İnşaat yapan vatandaşım; sokaktan caddeden daha fazla pay kapmak için mevcut imar planlarını kendi lehine, vatandaşın aleyhine değiştirmek uğruna büyük çalışmalar (!) yapıp, üstün gayretler (!) gösterdikten sonra binasını yaya kaldırımına taşırmaz, daha da ileri gidip sokağı taciz etmezse…

Üniversitelerde yıllarca dirsek çürüterek tahsil yapan, eğitim gören, iyiyi kötüden, doğruyu yanlıştan ayırmayı öğrenen mühendislerimiz ve mimarlarımız, bina projelerini yol seviyesinden 40-50 cm yüksekte çizerek, zemini yükselen binaya girmek için kaldırıma 2-3 basamak eklenmesine ve böylece yaya kaldırımlarının iptal edilmesine sebep olmazlarsa…

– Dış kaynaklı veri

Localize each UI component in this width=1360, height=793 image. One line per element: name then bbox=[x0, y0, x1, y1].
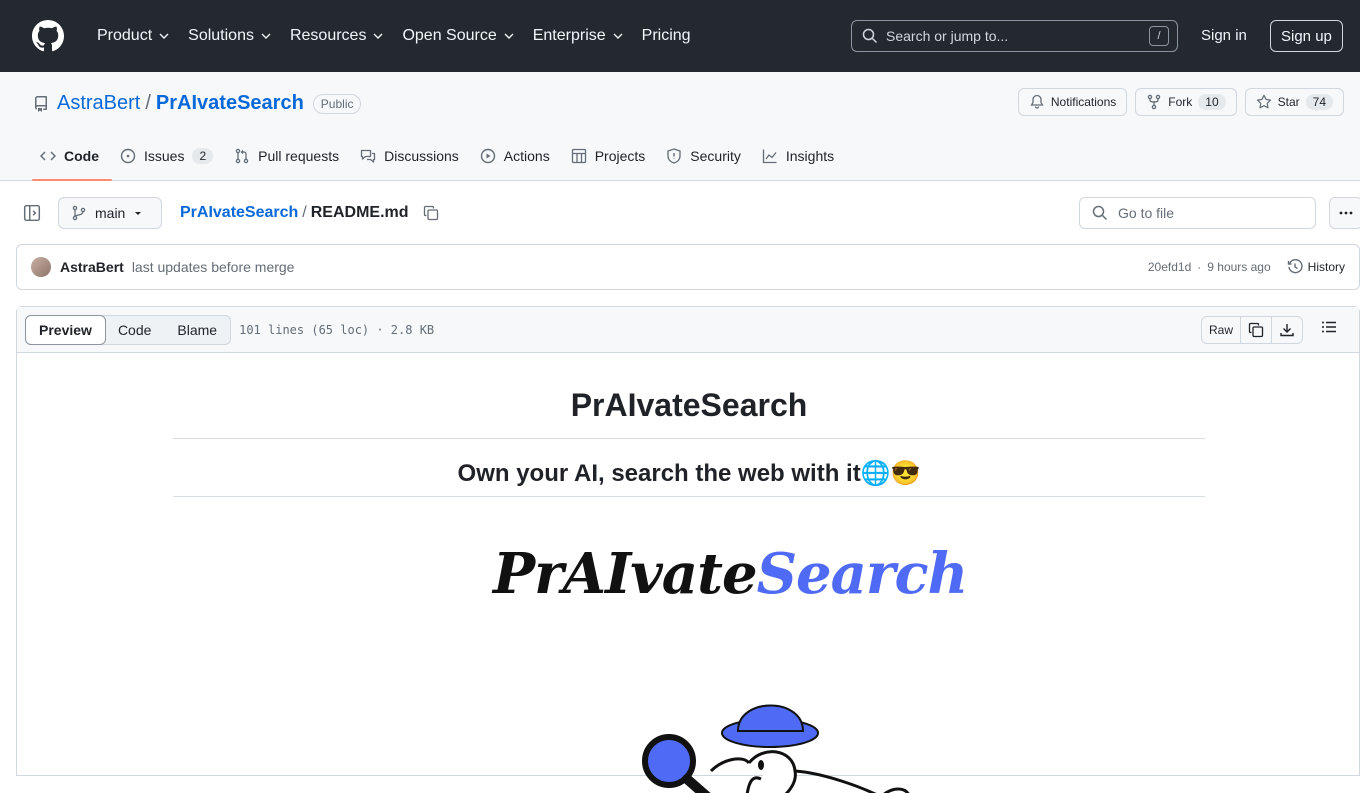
kebab-horizontal-icon bbox=[1339, 211, 1353, 215]
path-separator: / bbox=[302, 204, 307, 221]
copy-icon bbox=[1248, 322, 1264, 337]
repo-owner-link[interactable]: AstraBert bbox=[57, 92, 140, 115]
file-actions: Raw bbox=[1200, 315, 1343, 344]
file-breadcrumb: PrAIvateSearch / README.md bbox=[180, 204, 439, 222]
file-viewer-header: Preview Code Blame 101 lines (65 loc) · … bbox=[17, 307, 1359, 353]
repo-header: AstraBert / PrAIvateSearch Public Notifi… bbox=[0, 72, 1360, 181]
notifications-button[interactable]: Notifications bbox=[1017, 88, 1128, 116]
discussions-icon bbox=[360, 149, 376, 163]
branch-select-button[interactable]: main bbox=[58, 197, 162, 229]
tab-actions[interactable]: Actions bbox=[472, 132, 563, 180]
issues-count: 2 bbox=[192, 148, 214, 164]
repo-icon bbox=[34, 95, 47, 112]
nav-pricing[interactable]: Pricing bbox=[633, 27, 700, 45]
star-icon bbox=[1256, 94, 1271, 109]
sign-up-button[interactable]: Sign up bbox=[1270, 20, 1343, 52]
raw-copy-download-group: Raw bbox=[1200, 315, 1303, 344]
tab-insights[interactable]: Insights bbox=[754, 132, 847, 180]
caret-down-icon bbox=[135, 212, 142, 215]
tab-discussions[interactable]: Discussions bbox=[352, 132, 472, 180]
project-logo-wordmark: PrAIvateSearch bbox=[493, 541, 968, 607]
tab-security[interactable]: Security bbox=[658, 132, 754, 180]
list-unordered-icon bbox=[1322, 321, 1336, 333]
more-options-button[interactable] bbox=[1329, 197, 1360, 229]
sign-in-link[interactable]: Sign in bbox=[1201, 27, 1247, 44]
chevron-down-icon bbox=[261, 33, 271, 39]
raw-button[interactable]: Raw bbox=[1202, 316, 1241, 343]
history-icon bbox=[1287, 259, 1303, 274]
pull-request-icon bbox=[235, 148, 249, 164]
readme-title: PrAIvateSearch bbox=[173, 387, 1205, 439]
avatar[interactable] bbox=[31, 257, 51, 277]
history-button[interactable]: History bbox=[1287, 259, 1345, 275]
fork-count: 10 bbox=[1198, 94, 1226, 110]
search-placeholder: Search or jump to... bbox=[886, 28, 1009, 44]
repo-tabs: Code Issues 2 Pull requests Discussions … bbox=[32, 132, 847, 181]
readme-content: PrAIvateSearch Own your AI, search the w… bbox=[17, 353, 1359, 793]
file-name: README.md bbox=[310, 204, 409, 221]
readme-subtitle: Own your AI, search the web with it🌐😎 bbox=[173, 459, 1205, 497]
meta-dot: · bbox=[1197, 260, 1202, 274]
branch-icon bbox=[72, 205, 86, 221]
chevron-down-icon bbox=[504, 33, 514, 39]
commit-message[interactable]: last updates before merge bbox=[132, 259, 295, 275]
nav-resources[interactable]: Resources bbox=[281, 27, 393, 45]
chevron-down-icon bbox=[159, 33, 169, 39]
nav-solutions[interactable]: Solutions bbox=[179, 27, 281, 45]
github-logo-icon[interactable] bbox=[32, 19, 66, 53]
view-mode-toggle: Preview Code Blame bbox=[25, 314, 232, 345]
tab-projects[interactable]: Projects bbox=[563, 132, 659, 180]
chevron-down-icon bbox=[613, 33, 623, 39]
tab-pull-requests[interactable]: Pull requests bbox=[226, 132, 352, 180]
graph-icon bbox=[762, 149, 777, 164]
chevron-down-icon bbox=[373, 33, 383, 39]
repo-actions: Notifications Fork 10 Star 74 bbox=[1017, 88, 1344, 116]
issue-icon bbox=[120, 148, 136, 164]
code-button[interactable]: Code bbox=[105, 316, 164, 344]
search-icon bbox=[1092, 205, 1108, 221]
latest-commit-bar: AstraBert last updates before merge 20ef… bbox=[16, 244, 1360, 290]
star-button[interactable]: Star 74 bbox=[1244, 88, 1344, 116]
star-count: 74 bbox=[1305, 94, 1333, 110]
sidebar-toggle-icon[interactable] bbox=[23, 204, 41, 227]
global-search-input[interactable]: Search or jump to... / bbox=[851, 20, 1178, 52]
download-button[interactable] bbox=[1272, 317, 1302, 343]
visibility-badge: Public bbox=[312, 93, 362, 114]
nav-product[interactable]: Product bbox=[88, 27, 179, 45]
nav-enterprise[interactable]: Enterprise bbox=[524, 27, 633, 45]
tab-code[interactable]: Code bbox=[32, 132, 112, 181]
outline-button[interactable] bbox=[1315, 319, 1343, 340]
commit-sha-link[interactable]: 20efd1d bbox=[1148, 260, 1191, 274]
copy-raw-button[interactable] bbox=[1241, 316, 1272, 343]
preview-button[interactable]: Preview bbox=[25, 314, 106, 345]
commit-time: 9 hours ago bbox=[1207, 260, 1271, 274]
fork-button[interactable]: Fork 10 bbox=[1135, 88, 1237, 116]
commit-author-link[interactable]: AstraBert bbox=[60, 259, 124, 275]
global-header: Product Solutions Resources Open Source … bbox=[0, 0, 1360, 72]
tab-issues[interactable]: Issues 2 bbox=[112, 132, 226, 180]
code-icon bbox=[40, 151, 56, 161]
repo-crumb-link[interactable]: PrAIvateSearch bbox=[180, 204, 298, 222]
slash-shortcut-key: / bbox=[1149, 26, 1169, 46]
fork-icon bbox=[1148, 94, 1161, 110]
copy-path-icon[interactable] bbox=[423, 205, 439, 221]
blame-button[interactable]: Blame bbox=[164, 316, 230, 344]
table-icon bbox=[571, 148, 586, 164]
nav-open-source[interactable]: Open Source bbox=[393, 27, 523, 45]
file-viewer: Preview Code Blame 101 lines (65 loc) · … bbox=[16, 306, 1360, 793]
repo-name-link[interactable]: PrAIvateSearch bbox=[156, 92, 304, 115]
bell-icon bbox=[1030, 94, 1044, 109]
path-separator: / bbox=[145, 92, 151, 114]
search-icon bbox=[862, 28, 878, 44]
go-to-file-input[interactable]: Go to file bbox=[1079, 197, 1316, 229]
commit-meta: 20efd1d · 9 hours ago History bbox=[1148, 259, 1345, 275]
file-info: 101 lines (65 loc) · 2.8 KB bbox=[239, 322, 435, 337]
duck-detective-logo-icon bbox=[642, 704, 910, 793]
play-icon bbox=[480, 148, 495, 164]
repo-breadcrumb: AstraBert / PrAIvateSearch Public bbox=[33, 92, 362, 115]
download-icon bbox=[1280, 323, 1294, 336]
main-nav: Product Solutions Resources Open Source … bbox=[88, 27, 700, 45]
shield-icon bbox=[667, 148, 681, 164]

Aracını yolun kenarında durdurup bakkaldan ekmek almak isteyen sürücüye, dükkanından çıkan berberimiz “Buraya arabanı bırakma! Dükkanımın önü kapanıyor (?)…” diye çıkışarak, vatandaşı aracını omuzlayıp Sarıyazı`ya götürmek zorunda bırakmazsa…
Araçlar hatalı park yaparak yolları tıkamaz, yol kenarına bir sıra park etmiş araçlar varken, onların yanına ikinci bir park kuyruğu oluşturmazlarsa, bu şehir gelişir.
Eksik mi söyledim?..

Haklısınız.

Bir şehir sadece bunlarla gelişmez. Ama en azından güzelleşir. Yaşanacak hale gelir.
Bunları yapmak çok mu zor?
Ne kadar bir bütçe ister?..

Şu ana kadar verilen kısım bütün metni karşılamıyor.